On a home note, Ms. Ally Letsky will soon to heading off on a new adventure as well. Teach for America has wisely recognized her immense talents and she will be teaching Communication Arts in Kansas City. If you know Ally, you know she is an expert in Communication Arts in every capacity so I know her students will really benefit from her. Unfortunately, that does mean she is leaving Operation Breakthrough but she doesn’t know how to give up on those she loves, so I am sure she will still be there for her OB students like the infamous Gwen. And for those of you who know both of us, Ally and I have managed to figure out how to text each other, even in Belize. So, we are officially at almost five years of uninterrupted conversation.

BOOKS!!!!!!!!!!

I just finished two books, the Gomorrah by Robert Saviano and The Book Thief by Marcus Zusak. I am kind of kicking myself for finishing them because I still have another week in PG but I’ll figure it out.

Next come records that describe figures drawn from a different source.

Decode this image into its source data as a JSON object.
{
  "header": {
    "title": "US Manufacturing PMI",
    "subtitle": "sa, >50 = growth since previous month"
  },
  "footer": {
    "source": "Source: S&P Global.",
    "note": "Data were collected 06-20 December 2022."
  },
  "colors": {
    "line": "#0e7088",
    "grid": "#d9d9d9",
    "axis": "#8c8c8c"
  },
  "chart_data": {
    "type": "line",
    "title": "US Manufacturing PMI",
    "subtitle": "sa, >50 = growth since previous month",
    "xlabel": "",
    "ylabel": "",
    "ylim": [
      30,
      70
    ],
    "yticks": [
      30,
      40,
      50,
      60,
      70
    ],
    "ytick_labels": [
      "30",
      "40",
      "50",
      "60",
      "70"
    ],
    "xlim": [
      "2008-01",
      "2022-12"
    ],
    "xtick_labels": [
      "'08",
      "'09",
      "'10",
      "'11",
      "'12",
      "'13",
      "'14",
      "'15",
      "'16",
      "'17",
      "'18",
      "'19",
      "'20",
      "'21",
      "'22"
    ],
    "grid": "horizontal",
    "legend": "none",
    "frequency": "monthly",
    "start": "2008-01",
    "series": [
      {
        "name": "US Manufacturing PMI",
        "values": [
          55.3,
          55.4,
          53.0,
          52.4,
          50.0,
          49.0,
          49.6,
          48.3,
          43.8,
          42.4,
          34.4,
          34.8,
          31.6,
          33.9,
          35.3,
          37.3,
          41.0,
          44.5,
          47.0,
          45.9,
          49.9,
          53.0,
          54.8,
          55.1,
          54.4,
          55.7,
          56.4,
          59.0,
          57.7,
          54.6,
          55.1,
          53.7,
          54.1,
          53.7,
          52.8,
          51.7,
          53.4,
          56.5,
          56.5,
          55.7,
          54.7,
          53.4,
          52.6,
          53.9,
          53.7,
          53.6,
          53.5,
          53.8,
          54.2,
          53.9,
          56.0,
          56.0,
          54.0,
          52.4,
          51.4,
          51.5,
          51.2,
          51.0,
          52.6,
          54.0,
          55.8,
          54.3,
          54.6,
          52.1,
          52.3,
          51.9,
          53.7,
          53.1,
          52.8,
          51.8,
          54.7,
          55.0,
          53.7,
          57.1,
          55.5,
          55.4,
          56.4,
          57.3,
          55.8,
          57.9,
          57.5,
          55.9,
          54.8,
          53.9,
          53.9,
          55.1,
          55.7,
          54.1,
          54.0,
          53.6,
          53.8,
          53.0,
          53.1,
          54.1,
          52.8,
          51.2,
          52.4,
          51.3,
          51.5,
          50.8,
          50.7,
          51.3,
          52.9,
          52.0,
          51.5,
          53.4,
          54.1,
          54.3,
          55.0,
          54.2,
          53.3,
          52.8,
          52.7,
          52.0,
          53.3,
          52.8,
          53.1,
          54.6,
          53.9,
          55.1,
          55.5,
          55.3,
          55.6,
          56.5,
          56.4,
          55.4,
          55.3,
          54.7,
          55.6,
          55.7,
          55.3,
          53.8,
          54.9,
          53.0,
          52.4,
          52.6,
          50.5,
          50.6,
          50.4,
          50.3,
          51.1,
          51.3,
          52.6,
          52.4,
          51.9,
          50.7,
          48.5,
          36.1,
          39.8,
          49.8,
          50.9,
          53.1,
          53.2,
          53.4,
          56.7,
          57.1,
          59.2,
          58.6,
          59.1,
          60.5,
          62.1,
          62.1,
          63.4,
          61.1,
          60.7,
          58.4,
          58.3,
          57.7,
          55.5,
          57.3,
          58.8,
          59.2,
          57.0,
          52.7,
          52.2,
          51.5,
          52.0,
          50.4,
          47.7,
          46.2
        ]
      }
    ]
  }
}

Gomorrah was an interesting commentary on the state of the Naples Mafia however at times it just felt like a list of names and towns. I wish there had been an index of some kind to keep them all straight. Saviano also hints at his own moral development based on his relationship with these people yet it isn’t quite as eloquent as it could be. There is just a bit about his father and then at the end something about how he feels bound to the area. Of course it might have all been lost in translation. Saviano does do a good job of describing some of my favorite places like the dock and the fierce strength of the women and I can see why the book’s publication required him to be placed in protected custody. Overall I would endorse this book for anyone interested in a little history of the area but don’t let it color your opinion of the area. I lived in the area during some of the time frame he discusses and my best friend still lives there safely. It is a beautiful city with a lot of love and hospitality and will always hold a special place in my heart. If I ever win the lottery, you know where I will be.

In contrast, The Book Thief is a beautiful book about a topic that many have written about. The hero is a little German girl during WWII who is dealing with the death of her young brother, the abandonment of her mother, the adjustment of living with her foster parents and learning to read. In the course of the book, there is a Jew hidden in her basement, she falls in love and learns to steal books. And all of it is narrated by Death. It is now one my favorite books of all time (thanks Megan for giving it to me). I think I could read it a thousand times and find a new way of loving it each time. I am a sucker for books written about children during historical trials because they often see things adults don’t and this heroine is running over puberty so she has the added perspective of a budding adult. I endorse this so much that I wish the Clinton School did another list of recommended books after our IPSPs so that I can turn more people on to it. For those of you care about that sort of thing, the book has won numerous literary prizes as well as being on the New York Times bestseller list for ages. On the back cover, there is quote saying that it should be taught alongside the Diary of Anne Frank and I would be compelled to agree even if it is fiction.


And just for reference sake, I got both of these images for the peerless Amazon.com where you can purchase these books for quality prices.